As one would expect in our advanced age, people with delusional parasitosis have their own support groups and Web sites, such as the one run by the National Unidentified Skin Parasite Association at www.skinparasites.com and the Cutaneous Parasite Home Page at www.geocities.com/Athens/Delphi/9542/ (site now defunct). The prevailing attitude at both sites is: Who you calling delusional? These suckers are real. Read these comments from the CPHP guest book and judge for yourself:

  • “On occasion I notice spiders dangling from my hair. The same type and often enough to think they be living up there. Are there any type of spiders like that? I also have a specimen that I caught alive.”
  • “I was infected with a black fly from Bolivia. I was injected with the eggs of the fly when I received infected collagen injections in my face. The collagen was not pasteurized enough to kill the organisms. I have a doctor but hasn’t got a clue what to treat it with, Filarias exit my skin looking like very fine hairs and I’ve even seen them reproduce in front of my eyes.”
  • “Have found a way to get specimens of black dots, etc. Have also found that black dots are black if they have been moving around on the floor. They are white if they have been moving around on your bed linens. They are red if they have been moving around on red fabric. I finally cleaned and cleaned until they had no dust left to hide in, and they are little black bugs with wings. They come alone or in clusters. I have been using alcohol to kill them, and when I feel them moving around in my hair, I spray my hair with alcohol and comb it. I repeat this process two or three times, and in four or five minutes they will jump out of my hair onto the table in front of me, or my bed linens, depending on where I am. Then I take Scotch tape or a Ziploc bag and collect them. I have some very good specimens now.” (Keeping collections of alleged pests in small containers — the “matchbox sign” — is considered diagnostic of DP by some dermatologists.)
  • “Hello! Can you help my wife and I, please? We have a worm that attaches to our bones. Mainly our lower spinal column. Goes in our ears, under the skin to our brain, mostly at night, and has come to our eyes and turned them bloodshot. Apple cider vinegar makes them move. . . . We can’t stand more than a day of Mintezol but it drives the worms crazy. Please help!” Sounds like a typical folie a deux, or shared delusion, which accounts for roughly one case in eight.
  • “The little uninvited guests seem to have a puzzling life cycle. . . . The ulcers have a flat, red center which looks like a skull shape (or a diamond, sometimes a circle). A scaly flake appears around the perimeter. When scratched (and it is VEEEEERRRRYYY itchy), the center does some interesting things. It moves, changes shape, opens and closes, and does not like to be poked. They ooze a serous fluid whenever you rub the skin anywhere nearby. When trying to remove one of the ‘crusts,’ whatever it is tries to pull back into the skin. A piece can be removed, but never the entire thing. Under just a magnifying glass, the excoriated chunk appears to be some kind of insect/mite holding a clear worm.”

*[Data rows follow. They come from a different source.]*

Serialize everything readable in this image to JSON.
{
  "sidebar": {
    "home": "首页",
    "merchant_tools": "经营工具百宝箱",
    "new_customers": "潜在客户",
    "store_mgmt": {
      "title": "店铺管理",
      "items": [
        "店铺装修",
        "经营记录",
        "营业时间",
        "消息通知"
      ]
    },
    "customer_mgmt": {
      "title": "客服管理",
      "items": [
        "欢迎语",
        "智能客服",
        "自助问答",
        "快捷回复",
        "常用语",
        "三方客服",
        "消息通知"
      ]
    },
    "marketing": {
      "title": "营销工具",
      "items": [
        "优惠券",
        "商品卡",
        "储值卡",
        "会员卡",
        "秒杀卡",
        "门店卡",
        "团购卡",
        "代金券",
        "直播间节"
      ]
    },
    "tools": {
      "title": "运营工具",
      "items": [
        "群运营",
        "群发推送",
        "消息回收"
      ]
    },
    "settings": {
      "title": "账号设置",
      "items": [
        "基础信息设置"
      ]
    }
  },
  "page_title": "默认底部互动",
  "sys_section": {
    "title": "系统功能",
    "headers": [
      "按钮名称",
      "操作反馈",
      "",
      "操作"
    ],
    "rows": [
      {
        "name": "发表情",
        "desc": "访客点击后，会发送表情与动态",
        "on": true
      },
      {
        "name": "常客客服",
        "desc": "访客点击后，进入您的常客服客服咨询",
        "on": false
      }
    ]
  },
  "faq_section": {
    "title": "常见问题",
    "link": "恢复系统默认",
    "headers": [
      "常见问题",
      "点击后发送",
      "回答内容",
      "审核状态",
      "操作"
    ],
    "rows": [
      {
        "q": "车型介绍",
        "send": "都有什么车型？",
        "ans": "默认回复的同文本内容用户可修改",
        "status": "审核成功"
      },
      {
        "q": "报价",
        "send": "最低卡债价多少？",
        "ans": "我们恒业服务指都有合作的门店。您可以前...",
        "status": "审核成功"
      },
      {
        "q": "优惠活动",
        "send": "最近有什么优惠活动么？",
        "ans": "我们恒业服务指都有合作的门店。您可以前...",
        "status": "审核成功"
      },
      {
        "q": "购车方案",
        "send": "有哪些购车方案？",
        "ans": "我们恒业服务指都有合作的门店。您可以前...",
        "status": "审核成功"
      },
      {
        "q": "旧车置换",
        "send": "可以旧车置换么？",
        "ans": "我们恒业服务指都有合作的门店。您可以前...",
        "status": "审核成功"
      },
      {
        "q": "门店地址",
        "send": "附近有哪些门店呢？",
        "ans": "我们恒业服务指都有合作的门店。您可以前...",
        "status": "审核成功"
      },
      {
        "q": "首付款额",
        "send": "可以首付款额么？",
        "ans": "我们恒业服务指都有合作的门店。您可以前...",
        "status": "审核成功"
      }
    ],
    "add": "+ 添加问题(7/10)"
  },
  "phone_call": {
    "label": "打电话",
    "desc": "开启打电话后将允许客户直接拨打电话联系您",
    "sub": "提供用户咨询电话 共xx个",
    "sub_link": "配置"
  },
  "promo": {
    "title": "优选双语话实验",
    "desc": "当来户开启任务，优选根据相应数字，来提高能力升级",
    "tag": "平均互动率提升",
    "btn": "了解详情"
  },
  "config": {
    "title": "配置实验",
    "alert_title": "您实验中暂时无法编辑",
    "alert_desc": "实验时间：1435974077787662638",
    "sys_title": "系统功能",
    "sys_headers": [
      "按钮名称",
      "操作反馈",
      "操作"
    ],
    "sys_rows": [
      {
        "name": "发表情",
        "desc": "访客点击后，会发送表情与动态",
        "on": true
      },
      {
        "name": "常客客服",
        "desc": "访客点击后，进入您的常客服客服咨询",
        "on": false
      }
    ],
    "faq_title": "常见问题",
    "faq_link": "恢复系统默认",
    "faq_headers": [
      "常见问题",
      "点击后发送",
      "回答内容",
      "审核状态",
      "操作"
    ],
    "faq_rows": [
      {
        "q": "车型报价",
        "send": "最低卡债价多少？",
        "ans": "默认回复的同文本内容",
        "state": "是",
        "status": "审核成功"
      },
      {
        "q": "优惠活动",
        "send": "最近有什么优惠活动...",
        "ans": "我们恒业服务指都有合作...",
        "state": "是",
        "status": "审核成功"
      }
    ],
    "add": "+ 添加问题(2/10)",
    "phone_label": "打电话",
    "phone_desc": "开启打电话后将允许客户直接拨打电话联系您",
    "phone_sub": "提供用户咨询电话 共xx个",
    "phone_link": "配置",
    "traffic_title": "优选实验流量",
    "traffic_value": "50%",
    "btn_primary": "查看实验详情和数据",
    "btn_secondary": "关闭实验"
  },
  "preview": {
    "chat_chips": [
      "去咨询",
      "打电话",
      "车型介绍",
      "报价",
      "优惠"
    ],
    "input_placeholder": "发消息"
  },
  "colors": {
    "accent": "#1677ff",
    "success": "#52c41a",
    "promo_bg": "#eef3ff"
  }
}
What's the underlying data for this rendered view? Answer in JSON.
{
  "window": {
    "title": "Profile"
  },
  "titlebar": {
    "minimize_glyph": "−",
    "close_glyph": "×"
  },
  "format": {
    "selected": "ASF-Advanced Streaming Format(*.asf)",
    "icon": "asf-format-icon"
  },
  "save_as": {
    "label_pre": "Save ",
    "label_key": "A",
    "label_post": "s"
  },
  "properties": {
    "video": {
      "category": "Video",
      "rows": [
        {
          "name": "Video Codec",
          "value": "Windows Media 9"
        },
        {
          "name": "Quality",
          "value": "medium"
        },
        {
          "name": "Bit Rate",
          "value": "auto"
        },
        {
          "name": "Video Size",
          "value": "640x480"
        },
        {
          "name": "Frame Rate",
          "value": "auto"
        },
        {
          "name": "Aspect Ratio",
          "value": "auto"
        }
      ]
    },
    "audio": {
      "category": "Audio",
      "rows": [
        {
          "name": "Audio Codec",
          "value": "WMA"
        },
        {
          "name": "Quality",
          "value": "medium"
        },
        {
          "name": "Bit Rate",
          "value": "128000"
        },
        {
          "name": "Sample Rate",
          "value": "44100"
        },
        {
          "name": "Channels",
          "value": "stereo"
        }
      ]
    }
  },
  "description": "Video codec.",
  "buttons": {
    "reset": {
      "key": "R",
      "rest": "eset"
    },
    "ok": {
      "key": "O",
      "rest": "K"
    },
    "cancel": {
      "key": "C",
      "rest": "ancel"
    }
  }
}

The bane of most dermatologists’ existence, delusional parasitosis is difficult to treat. Patients tend to fall into two groups: socially isolated elderly women and a younger, more heterogeneous crowd that includes alcoholics and drug abusers suffering from “cocaine bugs.” Most refuse to see a psychiatrist and many won’t take antipsychotic drugs that have been shown to be effective, such as pimozide.

Then again, maybe they’re not cooperating because they’re not having delusions. One woman claimed that for a year she’d felt something moving in her mouth — she even had specimens. Sure, her doctor thought. Then she brought one in. It was an adult female Gongylonema (gullet worm). Even lunatics sometimes have real parasites.